В ПРОТОЧНОМ ПЕРЕУЛКЕ - Эренбург Илья Григорьевич 13 стр.


– Давно бы так. А то зря время драгоценное теряем. Надо обсудить, как в случае, если она разболтает… Их-то оттуда не вытащишь.

– Исключительно, Петр Алексеич, крыть помешательством. Что же из того, что они в подвале? Могло их обыкновенной метелью занести. Замерзнуть могли. Мало, скажете, детей замерзает? А ей померещилось. То есть от безумья. Пусть доктора освидетельствуют. И причины ясны. Я уж следователю говорил. Я тут ни при чем. Я, во-первых, жертва. Отчего не бросил ее? А сын? Трагедия!

– Опять на себя?… Здесь как быть с этими разбойниками, а вы все о своих чувствах. Там они? Там. Это вам не дур заговаривать. Отроют, и конец нам…
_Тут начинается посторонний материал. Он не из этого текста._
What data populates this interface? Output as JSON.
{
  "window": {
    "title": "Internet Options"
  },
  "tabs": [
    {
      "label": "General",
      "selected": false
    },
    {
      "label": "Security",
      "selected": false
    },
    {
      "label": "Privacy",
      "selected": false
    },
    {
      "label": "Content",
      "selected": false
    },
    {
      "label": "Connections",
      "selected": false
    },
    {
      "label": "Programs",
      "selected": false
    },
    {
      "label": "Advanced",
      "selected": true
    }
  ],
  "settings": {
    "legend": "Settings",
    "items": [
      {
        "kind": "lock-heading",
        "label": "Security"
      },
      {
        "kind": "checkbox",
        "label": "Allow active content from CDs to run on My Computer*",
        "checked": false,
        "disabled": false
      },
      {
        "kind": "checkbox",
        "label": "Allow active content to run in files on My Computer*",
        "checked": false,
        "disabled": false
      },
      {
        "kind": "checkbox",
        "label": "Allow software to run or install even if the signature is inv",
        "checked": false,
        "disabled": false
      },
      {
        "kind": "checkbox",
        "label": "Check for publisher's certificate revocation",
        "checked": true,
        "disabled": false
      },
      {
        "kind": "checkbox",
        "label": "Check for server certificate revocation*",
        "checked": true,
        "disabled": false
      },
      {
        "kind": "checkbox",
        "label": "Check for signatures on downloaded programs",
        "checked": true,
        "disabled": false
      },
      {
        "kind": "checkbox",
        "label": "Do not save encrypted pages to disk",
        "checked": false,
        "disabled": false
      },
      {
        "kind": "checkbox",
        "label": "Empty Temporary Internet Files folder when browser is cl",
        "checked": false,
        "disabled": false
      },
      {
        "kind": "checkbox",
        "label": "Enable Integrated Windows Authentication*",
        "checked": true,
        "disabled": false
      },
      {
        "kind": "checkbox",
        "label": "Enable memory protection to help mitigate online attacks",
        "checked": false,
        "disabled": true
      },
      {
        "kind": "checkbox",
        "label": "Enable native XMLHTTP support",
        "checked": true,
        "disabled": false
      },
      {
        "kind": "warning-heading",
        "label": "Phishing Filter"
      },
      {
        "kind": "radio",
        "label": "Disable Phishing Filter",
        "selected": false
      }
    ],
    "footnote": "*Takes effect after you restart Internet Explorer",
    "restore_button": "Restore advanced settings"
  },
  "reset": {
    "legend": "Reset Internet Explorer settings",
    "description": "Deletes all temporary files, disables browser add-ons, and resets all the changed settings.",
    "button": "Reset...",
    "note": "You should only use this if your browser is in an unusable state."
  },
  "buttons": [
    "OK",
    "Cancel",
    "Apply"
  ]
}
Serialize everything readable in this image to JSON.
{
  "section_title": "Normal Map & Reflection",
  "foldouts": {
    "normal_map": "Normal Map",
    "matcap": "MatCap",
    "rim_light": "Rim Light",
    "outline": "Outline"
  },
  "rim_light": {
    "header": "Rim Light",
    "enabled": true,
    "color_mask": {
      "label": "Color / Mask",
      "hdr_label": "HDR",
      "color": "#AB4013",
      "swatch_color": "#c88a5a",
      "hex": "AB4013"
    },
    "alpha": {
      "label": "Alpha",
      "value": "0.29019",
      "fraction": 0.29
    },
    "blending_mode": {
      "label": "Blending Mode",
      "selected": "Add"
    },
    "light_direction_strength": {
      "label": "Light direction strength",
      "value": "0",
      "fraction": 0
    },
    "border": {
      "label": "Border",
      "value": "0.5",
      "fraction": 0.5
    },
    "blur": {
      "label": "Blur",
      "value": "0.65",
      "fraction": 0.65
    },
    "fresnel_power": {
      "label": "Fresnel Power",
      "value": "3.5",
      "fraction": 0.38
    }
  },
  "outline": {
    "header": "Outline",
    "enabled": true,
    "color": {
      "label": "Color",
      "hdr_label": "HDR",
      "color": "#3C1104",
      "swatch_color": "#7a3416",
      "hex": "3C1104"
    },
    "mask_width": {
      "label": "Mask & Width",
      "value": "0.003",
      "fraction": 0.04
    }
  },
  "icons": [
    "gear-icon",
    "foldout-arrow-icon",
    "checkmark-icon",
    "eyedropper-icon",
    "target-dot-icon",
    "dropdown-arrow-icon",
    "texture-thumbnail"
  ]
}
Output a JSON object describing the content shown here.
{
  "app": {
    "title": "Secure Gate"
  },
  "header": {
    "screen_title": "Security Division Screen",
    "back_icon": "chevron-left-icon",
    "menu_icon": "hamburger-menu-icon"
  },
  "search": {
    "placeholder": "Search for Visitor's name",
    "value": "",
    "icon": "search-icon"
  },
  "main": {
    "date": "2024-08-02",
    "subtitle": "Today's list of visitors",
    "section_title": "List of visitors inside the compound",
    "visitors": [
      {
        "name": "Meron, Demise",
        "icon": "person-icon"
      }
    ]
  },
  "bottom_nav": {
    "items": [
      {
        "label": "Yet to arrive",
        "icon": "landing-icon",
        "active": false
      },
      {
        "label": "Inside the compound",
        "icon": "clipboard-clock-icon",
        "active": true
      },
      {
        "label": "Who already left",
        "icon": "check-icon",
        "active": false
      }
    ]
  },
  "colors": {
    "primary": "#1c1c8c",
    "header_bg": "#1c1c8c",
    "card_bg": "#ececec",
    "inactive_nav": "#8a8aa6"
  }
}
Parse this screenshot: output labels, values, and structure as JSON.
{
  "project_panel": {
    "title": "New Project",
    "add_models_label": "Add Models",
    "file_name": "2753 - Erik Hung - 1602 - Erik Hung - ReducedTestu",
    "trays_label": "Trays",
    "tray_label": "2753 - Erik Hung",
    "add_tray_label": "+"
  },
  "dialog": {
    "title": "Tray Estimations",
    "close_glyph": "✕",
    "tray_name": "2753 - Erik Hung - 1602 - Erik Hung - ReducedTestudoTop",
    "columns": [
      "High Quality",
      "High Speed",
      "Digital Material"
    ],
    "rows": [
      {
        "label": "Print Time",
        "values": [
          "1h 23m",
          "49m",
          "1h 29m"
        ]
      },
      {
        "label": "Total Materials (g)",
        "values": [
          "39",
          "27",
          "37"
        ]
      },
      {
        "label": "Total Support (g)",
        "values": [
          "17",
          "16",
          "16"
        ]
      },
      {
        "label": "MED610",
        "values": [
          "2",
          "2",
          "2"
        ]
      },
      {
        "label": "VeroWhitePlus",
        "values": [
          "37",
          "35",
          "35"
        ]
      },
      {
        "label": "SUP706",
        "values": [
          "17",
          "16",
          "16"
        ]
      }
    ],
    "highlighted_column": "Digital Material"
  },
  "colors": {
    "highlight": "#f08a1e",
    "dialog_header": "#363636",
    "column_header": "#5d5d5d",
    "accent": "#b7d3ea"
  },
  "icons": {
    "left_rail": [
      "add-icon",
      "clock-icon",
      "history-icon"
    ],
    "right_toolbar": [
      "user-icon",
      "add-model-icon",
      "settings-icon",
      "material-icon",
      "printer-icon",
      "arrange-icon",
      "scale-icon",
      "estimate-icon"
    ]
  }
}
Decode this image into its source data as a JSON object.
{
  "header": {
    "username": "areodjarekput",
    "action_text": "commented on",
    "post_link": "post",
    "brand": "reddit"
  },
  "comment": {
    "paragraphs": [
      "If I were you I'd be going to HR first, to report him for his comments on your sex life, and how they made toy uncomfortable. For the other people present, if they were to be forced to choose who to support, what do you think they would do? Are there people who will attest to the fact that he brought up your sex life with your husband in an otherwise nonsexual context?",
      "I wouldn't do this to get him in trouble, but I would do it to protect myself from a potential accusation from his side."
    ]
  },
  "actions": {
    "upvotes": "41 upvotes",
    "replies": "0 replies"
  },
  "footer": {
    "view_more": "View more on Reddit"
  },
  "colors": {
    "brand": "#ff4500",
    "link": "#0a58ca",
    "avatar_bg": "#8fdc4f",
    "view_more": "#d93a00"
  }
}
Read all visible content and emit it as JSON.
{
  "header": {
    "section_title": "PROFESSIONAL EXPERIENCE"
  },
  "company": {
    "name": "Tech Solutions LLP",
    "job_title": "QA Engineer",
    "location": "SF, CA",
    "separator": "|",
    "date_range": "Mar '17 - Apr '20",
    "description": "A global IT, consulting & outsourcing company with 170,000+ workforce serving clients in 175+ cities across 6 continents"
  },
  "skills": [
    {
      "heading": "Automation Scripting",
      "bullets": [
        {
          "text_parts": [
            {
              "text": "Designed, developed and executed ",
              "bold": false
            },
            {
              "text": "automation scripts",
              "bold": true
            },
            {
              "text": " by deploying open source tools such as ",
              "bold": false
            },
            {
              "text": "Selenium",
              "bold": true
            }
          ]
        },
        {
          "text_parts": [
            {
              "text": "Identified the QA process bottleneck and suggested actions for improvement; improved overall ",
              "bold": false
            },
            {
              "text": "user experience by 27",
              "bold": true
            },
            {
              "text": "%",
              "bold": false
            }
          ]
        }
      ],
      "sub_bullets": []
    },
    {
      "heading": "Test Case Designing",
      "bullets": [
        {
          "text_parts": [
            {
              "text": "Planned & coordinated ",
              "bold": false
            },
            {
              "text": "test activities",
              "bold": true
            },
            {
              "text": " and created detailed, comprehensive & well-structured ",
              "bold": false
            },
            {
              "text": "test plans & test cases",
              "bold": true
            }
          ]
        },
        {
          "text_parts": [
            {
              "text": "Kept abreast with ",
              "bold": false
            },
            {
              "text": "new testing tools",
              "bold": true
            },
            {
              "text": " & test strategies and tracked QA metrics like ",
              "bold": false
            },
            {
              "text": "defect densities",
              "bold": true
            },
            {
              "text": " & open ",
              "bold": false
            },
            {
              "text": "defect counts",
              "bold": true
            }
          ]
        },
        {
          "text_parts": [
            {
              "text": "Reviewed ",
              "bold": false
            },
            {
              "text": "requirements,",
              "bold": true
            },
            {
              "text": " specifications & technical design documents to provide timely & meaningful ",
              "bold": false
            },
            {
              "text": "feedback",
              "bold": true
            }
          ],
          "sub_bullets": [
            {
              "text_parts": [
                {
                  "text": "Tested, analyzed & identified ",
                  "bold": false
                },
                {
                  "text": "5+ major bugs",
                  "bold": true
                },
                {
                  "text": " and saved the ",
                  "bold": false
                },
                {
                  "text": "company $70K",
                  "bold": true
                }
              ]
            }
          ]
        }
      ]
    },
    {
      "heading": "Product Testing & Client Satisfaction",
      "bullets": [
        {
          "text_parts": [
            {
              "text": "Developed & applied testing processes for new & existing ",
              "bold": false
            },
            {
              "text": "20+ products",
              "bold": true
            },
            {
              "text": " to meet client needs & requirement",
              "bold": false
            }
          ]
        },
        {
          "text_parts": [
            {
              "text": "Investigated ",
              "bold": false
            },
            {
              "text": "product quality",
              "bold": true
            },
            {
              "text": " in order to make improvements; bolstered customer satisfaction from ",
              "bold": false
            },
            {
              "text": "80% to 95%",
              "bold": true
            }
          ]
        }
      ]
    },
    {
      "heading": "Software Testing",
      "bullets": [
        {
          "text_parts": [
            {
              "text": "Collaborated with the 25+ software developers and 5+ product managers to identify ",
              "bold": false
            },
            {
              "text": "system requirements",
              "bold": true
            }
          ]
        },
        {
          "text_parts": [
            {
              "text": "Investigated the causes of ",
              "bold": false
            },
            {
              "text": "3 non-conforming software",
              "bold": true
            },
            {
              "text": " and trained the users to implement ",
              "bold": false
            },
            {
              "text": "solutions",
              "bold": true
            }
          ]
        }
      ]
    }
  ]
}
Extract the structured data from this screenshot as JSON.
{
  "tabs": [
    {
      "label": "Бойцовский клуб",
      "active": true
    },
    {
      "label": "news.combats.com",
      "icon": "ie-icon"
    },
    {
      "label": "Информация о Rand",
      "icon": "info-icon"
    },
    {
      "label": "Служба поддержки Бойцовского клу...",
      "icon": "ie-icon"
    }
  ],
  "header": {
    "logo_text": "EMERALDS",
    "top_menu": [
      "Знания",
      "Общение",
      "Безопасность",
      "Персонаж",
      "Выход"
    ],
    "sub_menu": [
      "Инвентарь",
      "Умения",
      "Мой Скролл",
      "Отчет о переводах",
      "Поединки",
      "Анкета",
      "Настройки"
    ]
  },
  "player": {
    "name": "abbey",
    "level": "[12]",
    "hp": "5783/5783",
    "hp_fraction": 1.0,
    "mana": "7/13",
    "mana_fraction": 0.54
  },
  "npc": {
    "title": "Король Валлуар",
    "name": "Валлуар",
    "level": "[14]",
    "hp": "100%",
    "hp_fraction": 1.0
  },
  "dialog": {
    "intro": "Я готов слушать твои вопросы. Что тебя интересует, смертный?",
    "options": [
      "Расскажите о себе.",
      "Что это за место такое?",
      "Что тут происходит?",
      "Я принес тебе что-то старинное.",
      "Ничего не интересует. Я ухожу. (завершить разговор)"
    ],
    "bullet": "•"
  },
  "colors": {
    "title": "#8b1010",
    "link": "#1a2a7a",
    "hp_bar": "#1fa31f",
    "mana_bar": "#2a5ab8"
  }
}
Так они совещались, вздыхали, переругивались, до той самой минуты, когда хромая крикнула: "Идут…" Здесь - бах! - блином распластался Панкратов перед иконами. А Сахаров - нервы это, исключительно нервы,- сам не понимая, что он делает, запел, как Мараскин: "Я потгясен, я погажен…"

Известие о том, что обыскивают подвал абрикосового, мигом облетело Проточный. В переулке стоял гул: "Сама привела!" - "Врешь?…" - "Там она и девушку припрятала, нашинковала, как капусту".- "А говорили, в Москву-реку кинула".- "Голову в воду, а туловище там…" - "Баронесса-то! Спятила…" - "Дети откуда? Ведь детей ищут…" - "Сахаровы ребят душили…" В чем дело, никто толком и не знал, но все повысыпали на улицу. Возле дома Панкратовых нельзя было протиснуться. Это не цыганские романсы. Ведь сейчас из дыры вытащат труп девушки, может быть, без головы, а может быть, не одной девушки, детишек, кто знает, только обязательно что-то вытащат…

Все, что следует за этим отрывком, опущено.